I can’t face the idea of writing another 3,000-word book review, so I’ll blog Sarah Thornton’s Seven Days in the Art World as I’m reading it. I haven’t even got past the introduction yet, but I’ve already found one sentence which is probably a lot more interesting than Thornton intended:
Even the most businesslike dealers will tell you that making money should be a byproduct of art, not its main goal. Art needs motives that are more profound than profit if it is to maintain its difference from–and position above–other cultural forms.
I wish I knew a bit more about what Thornton had in mind here, because frankly art’s "difference from–and position above–other cultural forms" has already been severely eroded, insofar as it ever existed in the first place. Here in Berlin, DVDs comprising four hours’ worth of people dancing on YouTube are being sold for $22,250 apiece, thanks to being editioned and sold off as the work of Assume Vivid Astro Focus.

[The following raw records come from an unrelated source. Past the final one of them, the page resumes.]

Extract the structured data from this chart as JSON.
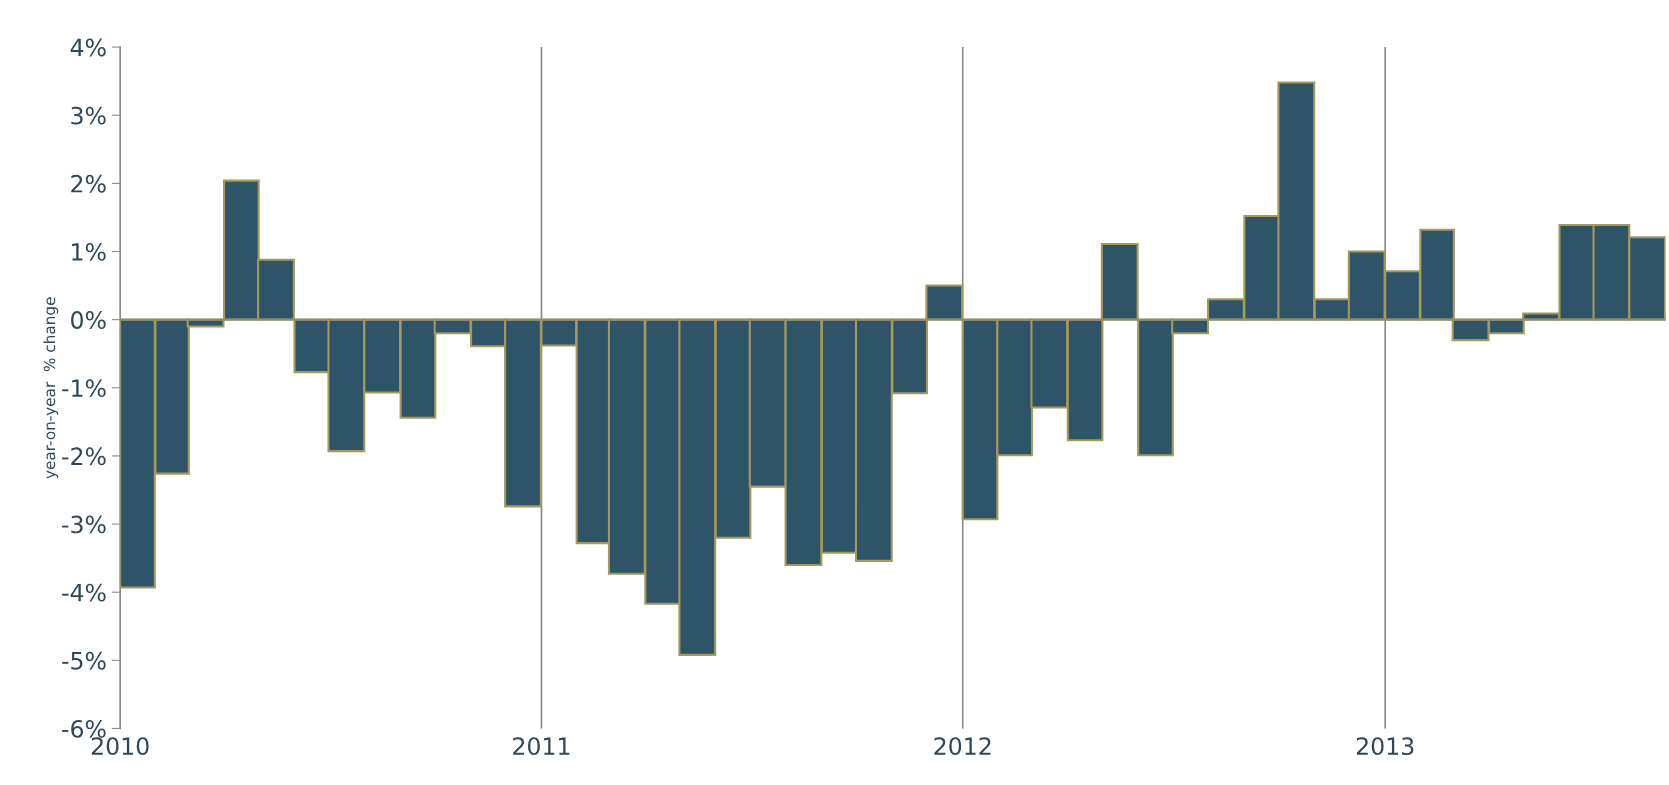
{
  "chart_data": {
    "type": "bar",
    "ylabel": "year-on-year  % change",
    "x": [
      "2010-01-16",
      "2010-02-15",
      "2010-03-16",
      "2010-04-16",
      "2010-05-16",
      "2010-06-16",
      "2010-07-16",
      "2010-08-16",
      "2010-09-16",
      "2010-10-16",
      "2010-11-16",
      "2010-12-16",
      "2011-01-16",
      "2011-02-15",
      "2011-03-16",
      "2011-04-16",
      "2011-05-16",
      "2011-06-16",
      "2011-07-16",
      "2011-08-16",
      "2011-09-16",
      "2011-10-16",
      "2011-11-16",
      "2011-12-16",
      "2012-01-16",
      "2012-02-15",
      "2012-03-16",
      "2012-04-16",
      "2012-05-16",
      "2012-06-16",
      "2012-07-16",
      "2012-08-16",
      "2012-09-16",
      "2012-10-16",
      "2012-11-16",
      "2012-12-16",
      "2013-01-16",
      "2013-02-15",
      "2013-03-16",
      "2013-04-16",
      "2013-05-16",
      "2013-06-16",
      "2013-07-16",
      "2013-08-16"
    ],
    "series": [
      {
        "color": "#2f5468",
        "values": [
          -3.93,
          -2.26,
          -0.1,
          2.04,
          0.88,
          -0.77,
          -1.93,
          -1.07,
          -1.44,
          -0.2,
          -0.39,
          -2.74,
          -0.38,
          -3.28,
          -3.73,
          -4.17,
          -4.92,
          -3.2,
          -2.45,
          -3.6,
          -3.42,
          -3.54,
          -1.08,
          0.5,
          -2.93,
          -1.99,
          -1.29,
          -1.77,
          1.11,
          -1.99,
          -0.2,
          0.3,
          1.52,
          3.48,
          0.3,
          1.0,
          0.71,
          1.32,
          -0.3,
          -0.2,
          0.09,
          1.39,
          1.39,
          1.21
        ]
      }
    ],
    "xlim": [
      "2010-01",
      "2013-09"
    ],
    "xticks": [
      {
        "value": "2010",
        "label": "2010"
      },
      {
        "value": "2011",
        "label": "2011"
      },
      {
        "value": "2012",
        "label": "2012"
      },
      {
        "value": "2013",
        "label": "2013"
      }
    ],
    "ylim": [
      -6,
      4
    ],
    "yticks": [
      {
        "value": -6,
        "label": "-6%"
      },
      {
        "value": -5,
        "label": "-5%"
      },
      {
        "value": -4,
        "label": "-4%"
      },
      {
        "value": -3,
        "label": "-3%"
      },
      {
        "value": -2,
        "label": "-2%"
      },
      {
        "value": -1,
        "label": "-1%"
      },
      {
        "value": 0,
        "label": "0%"
      },
      {
        "value": 1,
        "label": "1%"
      },
      {
        "value": 2,
        "label": "2%"
      },
      {
        "value": 3,
        "label": "3%"
      },
      {
        "value": 4,
        "label": "4%"
      }
    ],
    "ref_lines": [
      {
        "axis": "y",
        "value": 0,
        "color": "#8a8a8a"
      }
    ],
    "grid": "x"
  }
}
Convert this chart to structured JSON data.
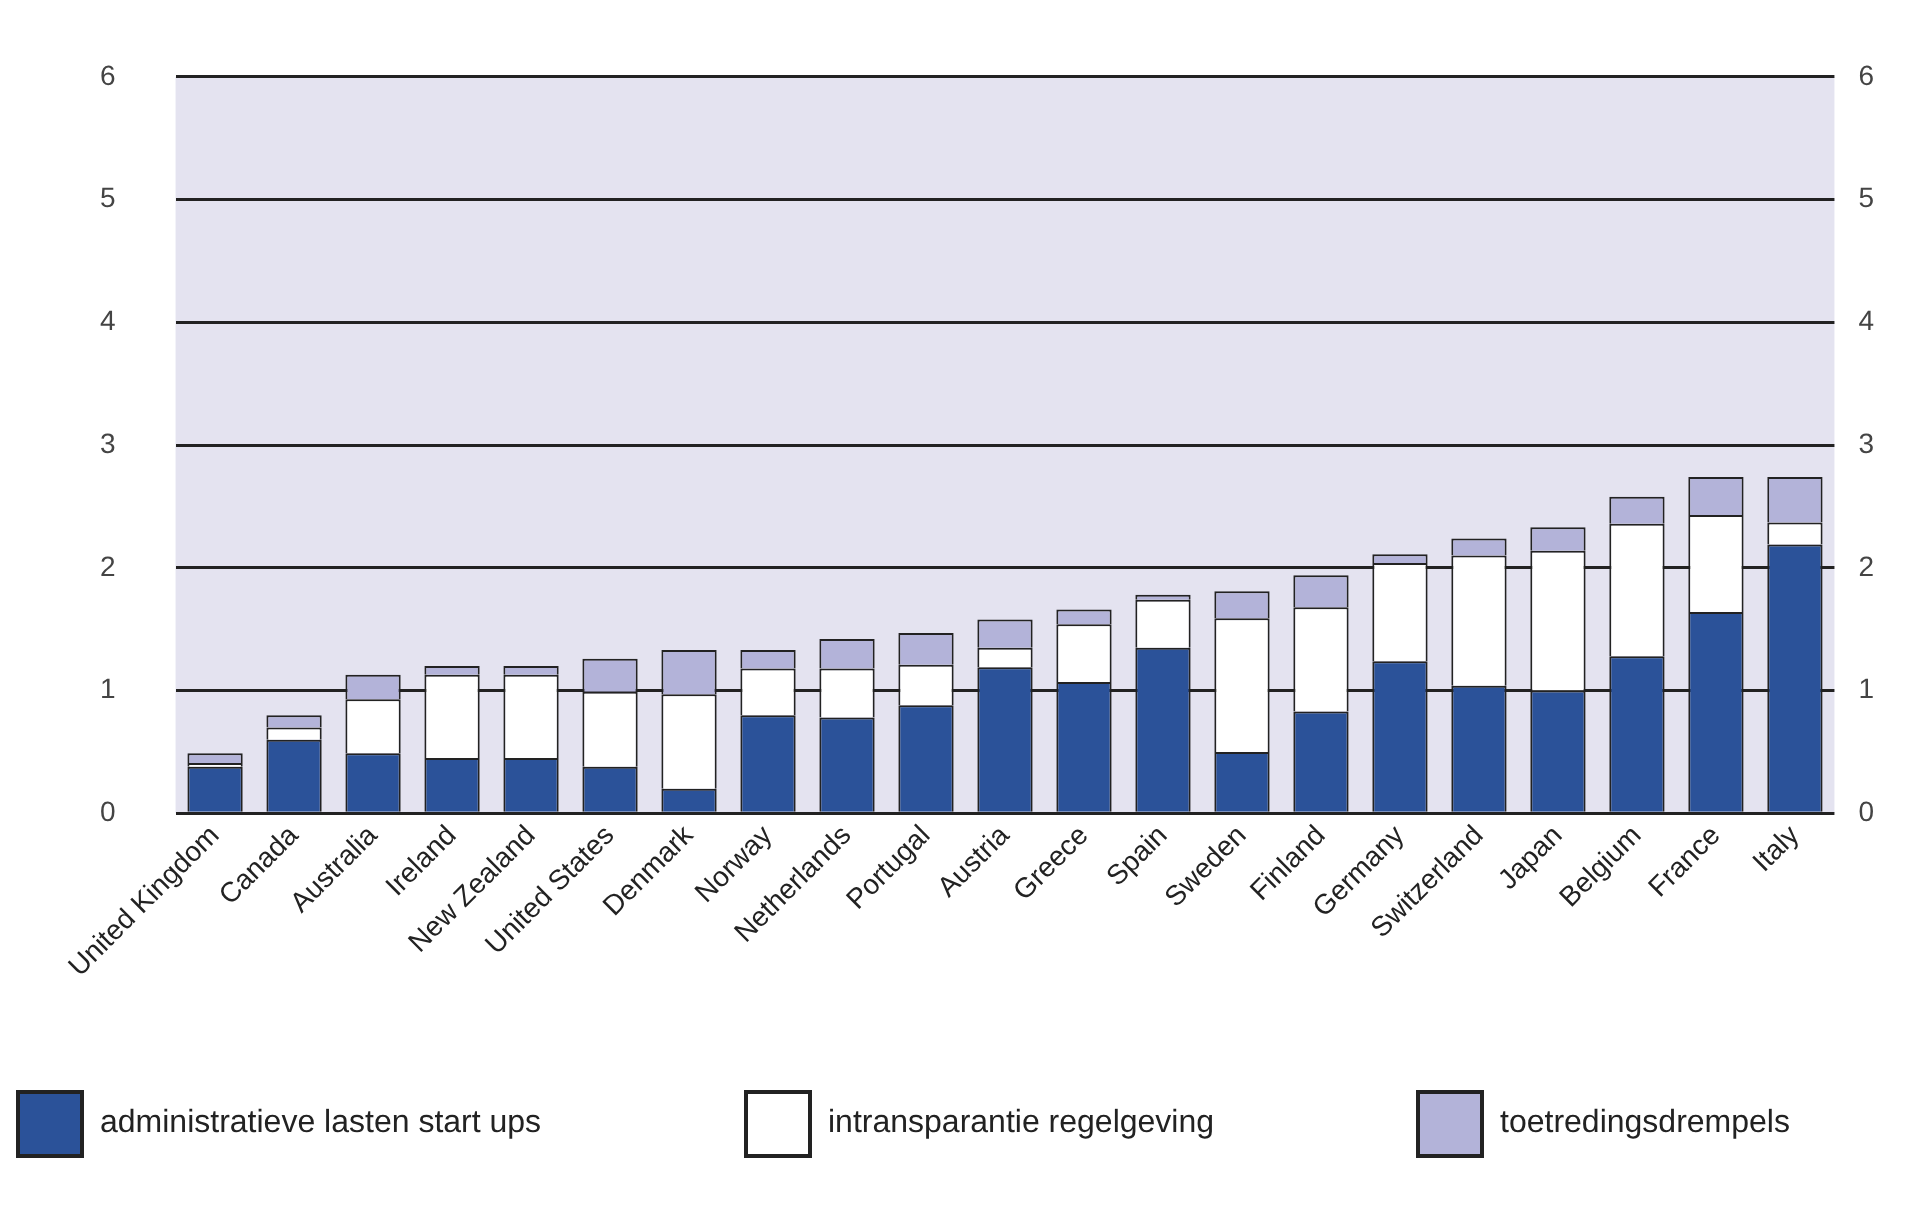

Elsewhere, the lines between fine art and other media have been blurring since long before Andy Warhol designed an album cover for the Velvet Underground, and even before Henri de Toulouse-Lautrec put his considerable talents to work designing posters for the Moulin Rouge in the late 19th Century. At this point, the dividing lines are all but indiscernible: if Julian Schnabel is an artist-turned-film-director, and John Waters is a film-director-turned-artist, what is Matthew Barney? And what is Chris Cunningham, whose music videos get more play in art shows than they do on MTV? I could come up with similar examples for any other "cultural form" Thornton cared to mention, from theater to music to dance and even fireworks shows. (I might have difficulty with standup comedy, but you get the general idea.)
In each of these examples, I doubt many practitioners of the art in question would meekly agree that art was "positioned above" themselves, just because they don’t exhibit in galleries. And they would all lay claim to "motives more profound than profit".
If there is a difference with fine art, it’s that the collectors are particularly concerned about the profit motive — or at least they often can be. For all that music fans complain about artists "selling out", no one really mind if musicians make a lot of money. And in the film industry, being ridiculously highly-paid is never an obstacle to artistic credibility.
But fine art motivated by profit is considered somehow ignoble. Why, those artists, they just toil away in their studios, doing whatever it is that their creative drive impels them to do; the dirty job of selling their product is outsourced to their gallerists, and the artists would never interfere in that side of things, or deliberately make work just because it will sell for large amounts of money. This fiction clearly it serves a purpose, or else it wouldn’t have made its way into Thornton’s book.
The purpose, I think, is that collectors never want to be reminded that they’re consumers. After all, this is a world where anybody can make their own Damien Hirst spot painting: when a collector buys one for hundreds of thousands of dollars, they’re buying the branding more than they are the object. (When Stevie Cohen bought the first Hirst shark, he even went so far as to throw the original away and get a new one flown in: so long as Hirst signed off on the switch, it was entirely kosher.)
In such a world, insecurities abound — and one way of reassuring collectors that they’re not blowing millions of dollars on the art-world equivalent of Crocs stock is by telling them that, really, it’s not about the money at all. Yes, art might be expensive, but there are lots of things which are expensive. Art, by contrast, has more profound motives. No wonder Thornton describes it as "a kind of alternative religion for atheists".